The sum of the squares of three consecutive odd numbers is 2531. Find the numbers.

Let the three consecutive odd numbers be x, x + 2, x + 4.

Given,

The sum of the squares of three consecutive odd numbers is 2531.

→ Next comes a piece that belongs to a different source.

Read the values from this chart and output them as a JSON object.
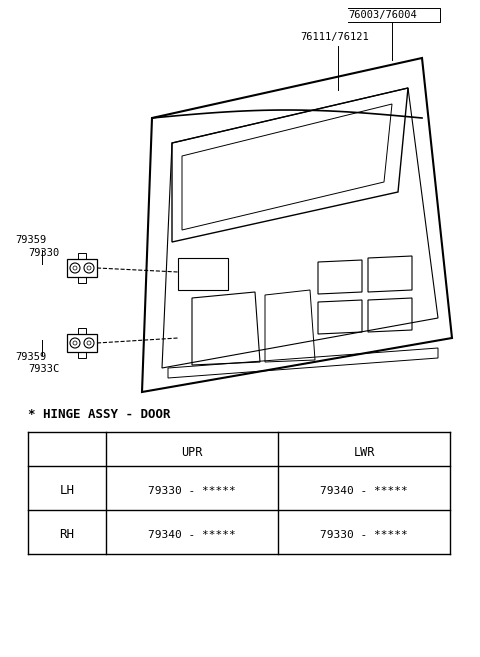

⇒ x² + (x + 2)² + (x + 4)² = 2531

⇒ x² + x² + (2)² + 2 × 2 × x + x² + (4)² + 2 × 4 × x = 2531

⇒ x² + x² + 4 + 4x + x² + 16 + 8x = 2531

⇒ 3x² + 12x + 20 = 2531

⇒ 3x² + 12x + 20 - 2531 = 0

⇒ 3x² + 12x - 2511 = 0

⇒ 3x² + 93x - 81x - 2511 = 0

⇒ 3x(x + 31) - 81(x + 31) = 0

⇒ (3x - 81)(x + 31) = 0

⇒ (3x - 81) = 0 or (x + 31) = 0     [Using zero-product rule]

⇒ 3x = 81 or x = -31

⇒ x = $\dfrac{81}{3}$ or x = -31

⇒ x = 27 or x = -31:

Case 1: If x = 27,

x + 2 = 27 + 2 = 29

x + 4 = 27 + 4 = 31

Case 2: If x = -31,

x + 2 = -31 + 2 = -29

x + 4 = -31 + 4 = -27

Hence, the three consecutive odd numbers are 27, 29, 31 or -31, -29, -27.